The adapted screenplay by Oscar nominee David Magee (Finding Neverland) turned out to be surprisingly faithful to the novel (as far as I can remember anyway). Told through the voice of the titular character, it tells the story of a young Indian boy who becomes stranded on a life boat in the middle of the Pacific Ocean with a Bengal tiger.

The first problem, of course, is making the situation believable within its own context. The second is employing special effects that support authenticity. And the third, and possibly biggest obstacle, is to make a 2-hour film interesting when most of it is dominated by a single human character and a mostly-CGI animal incapable of dialogue.

To Lee’s credit, he overcomes all three problems with ease, or at least it feels that way. Lee’s Life of Pi comes across as a kind of surreal fable recounted by a skilled storyteller, enabling it to feel both genuine and fantastical. The special effects are seamless (Lee says his experience on the underrated Hulk made it possible) and I certainly could not tell when the tiger was real or animated. As for keeping the story interesting, Lee does so by lengthening the on-land introduction (though not unnecessarily so — it sets up the characters and the remainder of the film nicely) and by changing things up constantly so there is not a lot of repetition when they are at sea.

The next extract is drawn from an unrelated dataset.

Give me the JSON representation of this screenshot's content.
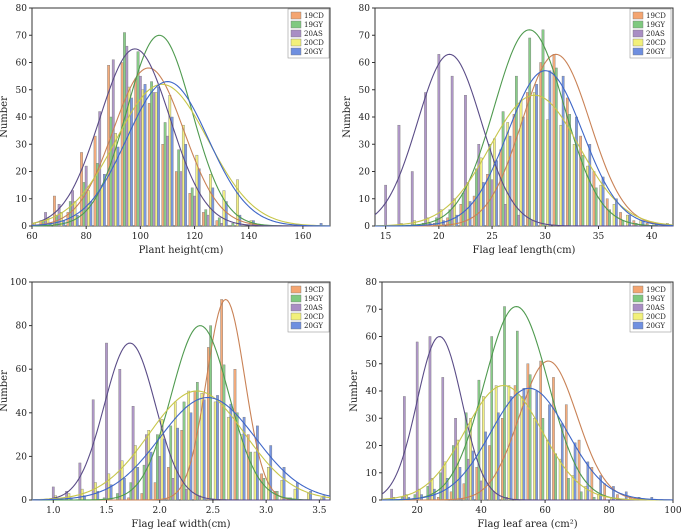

The performance of Suraj Sharma as the teenage Pi is remarkable, especially considering that it’s the teenage student’s first film. He didn’t have to do it alone but he carries the film through its toughest stretches and remained convincing all the way until the very end.

Some have criticised the film’s preachiness about god/religion and its ending, but both of these things come straight from the novel. Personally, the ending was one thing about the novel that I truly loved, and I’m glad Lee decided to keep it in, though I question his decision to rely on strictly verbal storytelling as opposed to utilizing the visual. I can’t say much more without giving things away so I’ll stop there.

Granted, there are times when the film felt a little like a prettier version of Castaway (the one with a skinny Tom Hanks and “Wilsoooooon!”) and the story occasionally felt trapped in that little lifeboat, but on the whole Life of Pi is an enchanting, poetic and visually stunning experience that’s also unexpectedly moving and thought-provoking — even for someone who has read the book. Going in, I thought I’d appreciate the film’s aesthetics and technical achievements more than anything else, but I was pleasantly surprised by the emotive storytelling and engrossing drama.

4.25 stars out of 5

PS: That said, I’m still not sold on the 3D, which despite my numerous vows I ended up paying extra for again — I thought only the introductory sequence with the animals, and maybe a few of the underwater scenes, were really enhanced by the 3D; the rest seemed perfectly fine in 2D to me. The extra large screen and superior sound from IMAX, on the other hand, was probably worth it.

PPS: I wonder what kind of film it would have been had M Night Shyamalan adapted and directed it, as rumoured earlier. That’s not bagging Mr Airbender — I’m genuinely wondering.